S. Africa said to monitor prisons by TV
Johannesburg
Under South Africa's security laws, it was not unusual that black student leader Peter Mokgoba was arrested and interrogated for 12 days in May, only to be released without charge.
But Mr. Mokgoba's case became special when he disclosed afterward that his cell was fitted with closed-circuit television.
It was the first confirmation that the South African police have gone ahead with a plan they say is a step to reduce deaths in cells but which civil rights advocates regard as a ghastly step backward.
''Some have said that closed-circuit television in the interrogation rooms would help prevent the abuse of prisoners by police,'' said David Webster of the Detainees' Parents Support Committee, an organization opposed to detention without trial. But putting prisoners, rather than the interrogators, under constant surveillance ''is worse than physical torture,'' he added.
Prof. John Dugard of the Center for Applied Legal Studies at the University of the Witwatersrand said he suspected the police were using the cameras to ''produce further stress'' on security prisoners, so they would be more pliant.
In South Africa there have been an estimated 56 deaths of prisoners while held by police under security laws that permit indefinite detention without trial or recourse to legal representation. Civil rights advocates have found many of the deaths suspicious. They are particularly concerned about whether some of the suicides are the result of cruel interrogation methods.
In an effort to head off some of the criticism, South African Minister of Police Louis Le Grange drew up an internal ''code of conduct'' for police interrogators in 1982 and last year he announced that closed-circuit television would be introduced to reduce suicides.

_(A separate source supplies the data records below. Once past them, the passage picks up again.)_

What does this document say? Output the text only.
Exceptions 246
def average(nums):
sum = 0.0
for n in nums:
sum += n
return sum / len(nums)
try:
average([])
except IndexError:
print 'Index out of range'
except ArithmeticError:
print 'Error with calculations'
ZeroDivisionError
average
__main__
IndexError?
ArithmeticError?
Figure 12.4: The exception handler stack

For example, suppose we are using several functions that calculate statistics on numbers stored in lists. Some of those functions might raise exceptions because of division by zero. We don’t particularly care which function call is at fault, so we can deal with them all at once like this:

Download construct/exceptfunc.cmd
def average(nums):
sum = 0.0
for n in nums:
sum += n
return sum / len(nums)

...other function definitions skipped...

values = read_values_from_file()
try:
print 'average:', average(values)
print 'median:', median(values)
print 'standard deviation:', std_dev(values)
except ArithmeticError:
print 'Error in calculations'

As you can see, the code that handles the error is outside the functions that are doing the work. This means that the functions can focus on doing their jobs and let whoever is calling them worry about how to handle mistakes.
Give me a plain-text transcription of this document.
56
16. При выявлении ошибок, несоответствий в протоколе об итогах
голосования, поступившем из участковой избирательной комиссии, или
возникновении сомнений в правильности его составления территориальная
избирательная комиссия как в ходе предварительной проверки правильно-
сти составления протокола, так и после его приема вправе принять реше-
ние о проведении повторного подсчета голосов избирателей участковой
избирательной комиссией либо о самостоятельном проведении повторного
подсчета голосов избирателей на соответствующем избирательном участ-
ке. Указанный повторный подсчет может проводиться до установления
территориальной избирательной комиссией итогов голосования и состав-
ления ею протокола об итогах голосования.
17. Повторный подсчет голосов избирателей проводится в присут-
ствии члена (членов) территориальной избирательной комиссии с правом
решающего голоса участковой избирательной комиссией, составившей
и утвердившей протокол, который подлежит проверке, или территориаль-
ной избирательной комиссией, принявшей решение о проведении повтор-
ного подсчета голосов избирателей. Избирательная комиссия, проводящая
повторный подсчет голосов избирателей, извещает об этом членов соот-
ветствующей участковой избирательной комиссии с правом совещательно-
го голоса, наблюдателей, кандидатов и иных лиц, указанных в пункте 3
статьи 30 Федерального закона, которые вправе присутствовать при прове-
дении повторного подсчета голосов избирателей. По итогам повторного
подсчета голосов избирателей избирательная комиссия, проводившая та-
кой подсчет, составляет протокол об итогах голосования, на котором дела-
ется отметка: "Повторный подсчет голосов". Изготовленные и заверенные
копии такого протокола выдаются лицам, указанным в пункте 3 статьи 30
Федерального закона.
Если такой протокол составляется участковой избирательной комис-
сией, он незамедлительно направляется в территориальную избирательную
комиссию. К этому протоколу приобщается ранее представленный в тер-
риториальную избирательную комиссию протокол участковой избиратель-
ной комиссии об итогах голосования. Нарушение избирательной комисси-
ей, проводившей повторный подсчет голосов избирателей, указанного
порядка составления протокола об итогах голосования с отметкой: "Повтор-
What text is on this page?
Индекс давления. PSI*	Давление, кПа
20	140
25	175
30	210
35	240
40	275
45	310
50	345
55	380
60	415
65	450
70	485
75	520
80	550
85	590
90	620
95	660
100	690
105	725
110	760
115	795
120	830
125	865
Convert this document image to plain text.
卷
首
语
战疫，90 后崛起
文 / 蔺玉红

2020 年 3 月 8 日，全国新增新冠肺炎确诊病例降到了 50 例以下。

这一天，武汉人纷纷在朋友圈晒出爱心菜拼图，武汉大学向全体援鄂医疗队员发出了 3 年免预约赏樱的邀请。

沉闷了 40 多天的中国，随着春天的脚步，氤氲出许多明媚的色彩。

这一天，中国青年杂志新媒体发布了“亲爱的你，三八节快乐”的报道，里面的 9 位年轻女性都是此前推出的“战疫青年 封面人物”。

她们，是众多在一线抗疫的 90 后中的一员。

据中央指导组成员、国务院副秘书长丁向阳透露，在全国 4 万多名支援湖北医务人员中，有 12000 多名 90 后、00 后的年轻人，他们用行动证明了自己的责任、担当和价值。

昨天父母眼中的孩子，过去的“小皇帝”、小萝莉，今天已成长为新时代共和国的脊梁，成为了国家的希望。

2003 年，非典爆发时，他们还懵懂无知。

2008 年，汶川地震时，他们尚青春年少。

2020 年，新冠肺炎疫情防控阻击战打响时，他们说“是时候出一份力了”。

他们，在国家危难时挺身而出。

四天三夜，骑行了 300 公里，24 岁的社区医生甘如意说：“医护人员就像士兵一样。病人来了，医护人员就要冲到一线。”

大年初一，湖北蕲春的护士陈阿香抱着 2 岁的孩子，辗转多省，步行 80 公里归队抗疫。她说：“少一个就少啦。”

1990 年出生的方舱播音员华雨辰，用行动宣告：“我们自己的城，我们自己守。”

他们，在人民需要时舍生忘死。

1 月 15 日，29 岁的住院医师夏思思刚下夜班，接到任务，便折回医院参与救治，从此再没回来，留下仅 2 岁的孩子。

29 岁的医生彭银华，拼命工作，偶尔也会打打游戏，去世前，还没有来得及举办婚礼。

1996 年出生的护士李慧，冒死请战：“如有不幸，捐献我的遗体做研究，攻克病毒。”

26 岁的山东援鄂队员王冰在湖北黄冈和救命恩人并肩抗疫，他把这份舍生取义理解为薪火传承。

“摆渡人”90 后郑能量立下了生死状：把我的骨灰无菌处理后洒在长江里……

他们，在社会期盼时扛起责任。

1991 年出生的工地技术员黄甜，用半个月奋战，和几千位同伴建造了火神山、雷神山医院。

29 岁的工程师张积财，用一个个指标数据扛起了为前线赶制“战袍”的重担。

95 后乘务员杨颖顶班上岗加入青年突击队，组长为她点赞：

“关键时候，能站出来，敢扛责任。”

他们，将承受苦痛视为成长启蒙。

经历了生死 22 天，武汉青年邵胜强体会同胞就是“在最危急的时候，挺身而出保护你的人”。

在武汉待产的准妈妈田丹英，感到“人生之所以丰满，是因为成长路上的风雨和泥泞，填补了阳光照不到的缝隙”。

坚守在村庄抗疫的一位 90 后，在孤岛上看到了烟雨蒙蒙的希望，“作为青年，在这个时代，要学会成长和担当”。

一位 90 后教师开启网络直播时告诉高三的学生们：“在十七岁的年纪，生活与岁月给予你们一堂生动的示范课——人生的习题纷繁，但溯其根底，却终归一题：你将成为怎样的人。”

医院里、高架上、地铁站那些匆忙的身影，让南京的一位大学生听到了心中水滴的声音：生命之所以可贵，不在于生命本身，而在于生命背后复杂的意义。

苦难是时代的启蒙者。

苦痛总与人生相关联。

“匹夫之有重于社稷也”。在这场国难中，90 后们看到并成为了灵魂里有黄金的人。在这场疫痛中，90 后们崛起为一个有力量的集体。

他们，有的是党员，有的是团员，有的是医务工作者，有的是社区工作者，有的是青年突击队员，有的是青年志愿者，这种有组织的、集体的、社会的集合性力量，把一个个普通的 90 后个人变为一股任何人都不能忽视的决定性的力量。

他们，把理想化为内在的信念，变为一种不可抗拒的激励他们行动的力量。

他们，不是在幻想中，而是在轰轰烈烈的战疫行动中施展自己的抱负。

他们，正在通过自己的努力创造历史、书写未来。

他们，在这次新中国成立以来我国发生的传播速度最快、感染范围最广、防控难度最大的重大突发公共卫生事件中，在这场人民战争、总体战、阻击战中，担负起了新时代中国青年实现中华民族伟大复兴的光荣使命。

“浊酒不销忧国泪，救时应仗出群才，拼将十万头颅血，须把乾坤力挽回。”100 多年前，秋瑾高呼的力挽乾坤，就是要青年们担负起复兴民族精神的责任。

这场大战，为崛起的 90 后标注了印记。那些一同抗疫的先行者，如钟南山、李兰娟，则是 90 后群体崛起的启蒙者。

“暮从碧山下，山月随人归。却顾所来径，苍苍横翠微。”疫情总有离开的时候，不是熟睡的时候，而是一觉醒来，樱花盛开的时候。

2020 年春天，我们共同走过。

Civil rights advocates said the code was toothless and lashed out at the television plan. It appeared the government had shelved the idea of putting cameras in cells.
But Mokgoba said police confirmed to him that his cell was monitored, and that all the cells were monitored on the floor containing prisoners held under security laws at John Vorster Square, the main prison in Johannesburg.
A policeman ''took me to his office. He showed me the buttons that they push and the television screens,'' Mokgoba said.
Some observers go so far as to suggest that the risk of suicides by prisoners could increase as a result of the added stress of being under camera surveillance.
Mokgoba said that after police interrogated him, he felt relatively ''free in my cell.'' But ''after being told I was being watched . . . , I was always depressed.''
Interrogation ''puts tremendous pressure on a person,'' says Frank Chikane, a black activist who has been detained in the past. ''When you go back to the cell (after interrogation), you need some rest,'' he says. He thinks that surveillance in the cell is ''going to produce more mentally affected people out of detention.''
The police would not confirm or deny that closed-circuit television had been installed.